Nie wiem co jest, ale mimo zachowania diety nie chudnę. Waga się waha. Czasem są nawet zwyżki. Chudnę tydzień na nowej diecie i waga się zatrzymuję. Tak nie powinno być. Przestoje się zdarzają, ale dopiero po kilku tygodniach czy wręcz miesiącach. W ten sposób to ja nigdy nie schudnę. Podejrzewam u siebie insulinooporność albo zespół metaboliczny. Objawy się zgadzają- trudności w odchudzaniu, senność po posiłku, ochota do jedzenia po posiłku. Do tego cukier w górnej granicy normy, podwyższony poziom cholesterolu i trójglicerydów, podwyższone ciśnienie. Jedyne co się nie zgadza to ochota na słodycze, bo ja za słodyczami nie przepadam. Lubię za to węglowodany typu kluski, kasze, ziemniaki. Coś z tym muszę zrobić...

 

czwartek, 19 listopada 2015

Antologia, odchudzanie, książka i wyjazd...

Wczoraj mi przyszedł egzemplarz autorski antologii o Łodzi, w której znalazły się trzy moje wiersze. To kolejna antologia, a emocje wciąż te same - zadowolenie i podekscytowanie. Będę miała co robić przez kilka dni, bo książka liczy ponad 300 stron. Współautorów jest wielu. W tym znani poeci z dorobkiem. Wyszła prawdziwa perełka.
 

Od kilku dni się zawzięłam i  przeszłam na dietę dukana ze zmniejszoną ilością kalorii. Bardzo ładnie chudnę. Jem głównie ryby i jajka. Mięsa mało i to mi służy, ale też jest bezpieczniejsze. Na tej diecie będę jakiś czas. Ile czas pokaże. Zadowolona jestem z tego, że w końcu czuję głód i ssanie w żołądku tuż przed posiłkiem. To zdrowy objaw, bo oznacza, że organizm pracuje, trawi. Znowu czuje zapach jedzenia i jego smak, a nie wrzucam do żołądka kolejne porcje jedzenia, bo tak trzeba, bo pora posiłku nadeszła. Wreszcie mój organizm nie jest zamulony zbyt dużymi porcjami jedzenia a żołądek nie jest przeciążony. Widocznie tyle jedzenia mi potrzeba, żeby chudnąć. Taką mam przemianę materii i taki tryb życia.

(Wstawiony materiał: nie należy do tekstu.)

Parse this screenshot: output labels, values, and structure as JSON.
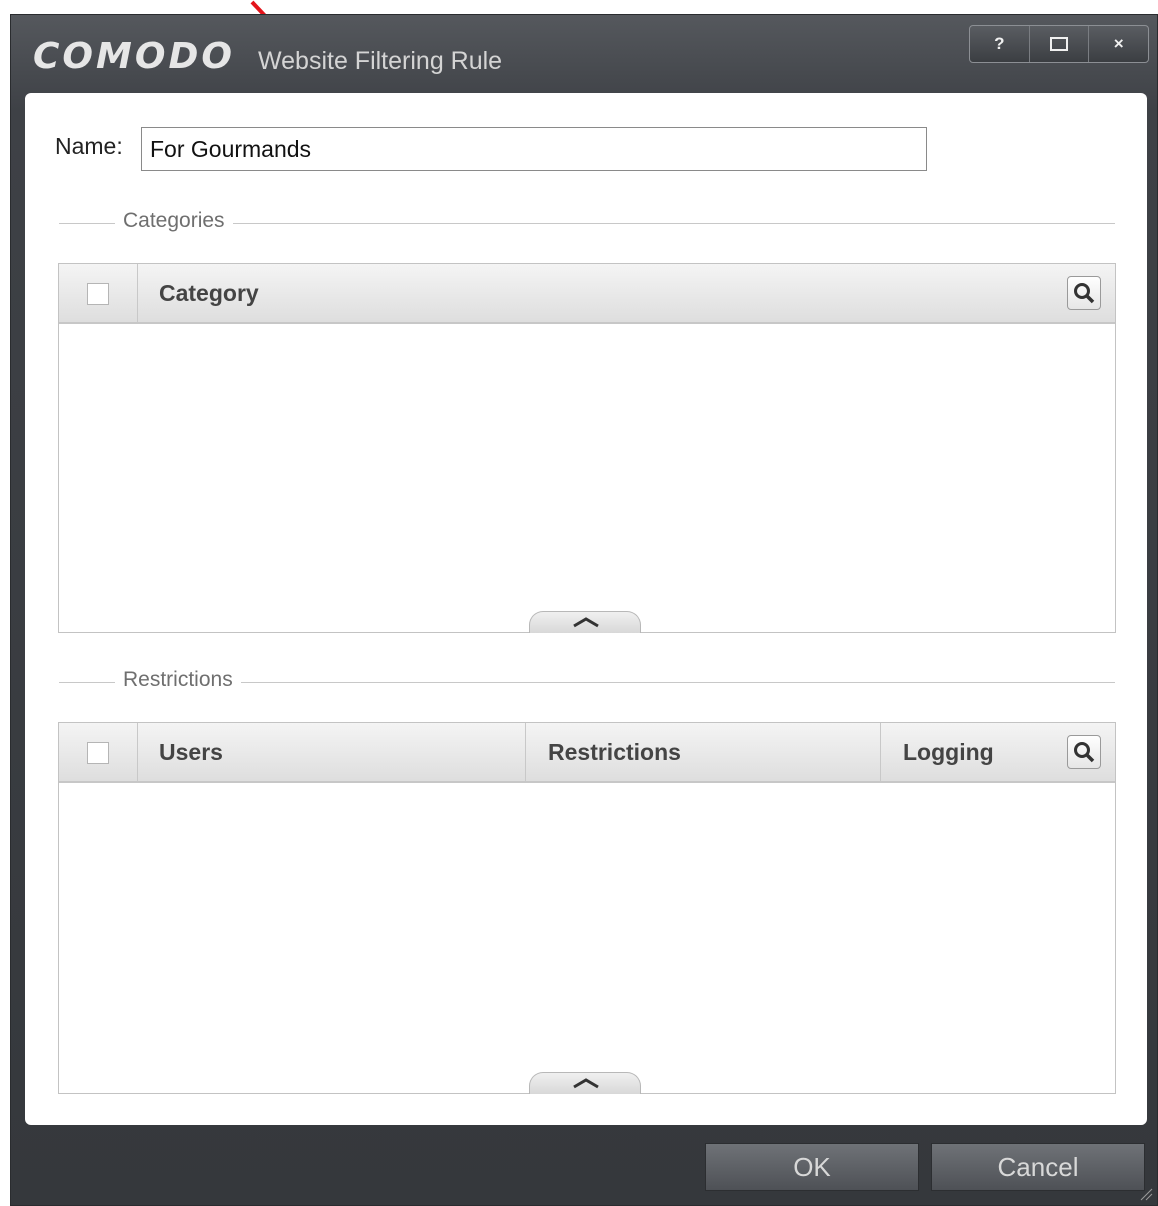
{
  "window": {
    "logo": "COMODO",
    "title": "Website Filtering Rule",
    "controls": {
      "help": "?",
      "maximize": "☐",
      "close": "×"
    }
  },
  "form": {
    "name_label": "Name:",
    "name_value": "For Gourmands"
  },
  "categories": {
    "section_label": "Categories",
    "columns": [
      "Category"
    ]
  },
  "restrictions": {
    "section_label": "Restrictions",
    "columns": [
      "Users",
      "Restrictions",
      "Logging"
    ]
  },
  "buttons": {
    "ok": "OK",
    "cancel": "Cancel"
  },
  "colors": {
    "annotation_arrow": "#e3141b",
    "title_bar": "#3e4146"
  }
}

Więcej mi nie trzeba.
Co ważne przeszły mi zaparcia i organizm pracuje prawidłowo bez zatrzymywania wody i treści w jelitach.
Ćwiczę cały czas i moja kondycja rośnie, bo wciąż dokładam następne serie. Dzięki tym ćwiczeniom zrobiłam się bardziej sprawna. Chodzę szybciej i chętniej się schylam, choć nadal kręgosłup mnie boli.
Dziś przyszła mi książka Czesława Klimuszki. Była kiedyś w domu, ale gdzieś wsiąkła. Pewnie mama komuś pożyczyła i nie raczył oddać, a ona zapomniała komu. To pozycja bardzo wartościowa, bo zawiera oprócz różnego typu rad także receptury na mieszanki ziołowe przy wielu schorzeniach. Właśnie ją studiuję po raz kolejny.


Do zimy coraz bliżej i do świąt też. Święta będą u mnie w tym roku skromne, bo jestem na diecie. Nie będzie pieczenia ciast i szaleństw. Jedzenia będzie zdecydowanie mniej niż zawsze. Choinka będzie sztuczna i tylko gałązki do domu przyniosę dla zapachu. Będzie też oczywiście szopka po dziadku Edku.
Robi się coraz zimniej. Pada i jest ponuro na dworze. W piecu palę już prawie od rana, ale jeszcze nie w piecokuchni. Węgiel już zamówiłam. Ma przyjechać w przyszłym tygodniu.
Jutro jadę do miasta i to rano. Mam autobus po 8. Później tramwaj o 9. Nawet kawy nie zdążę wypić. Wrócę pewnie zmęczona i psychicznie i fizycznie. Cóż taki los. Muszę jechać. 

poniedziałek, 16 listopada 2015

Terapia manualna, dieta, ćwiczenia, mandala i wiersz...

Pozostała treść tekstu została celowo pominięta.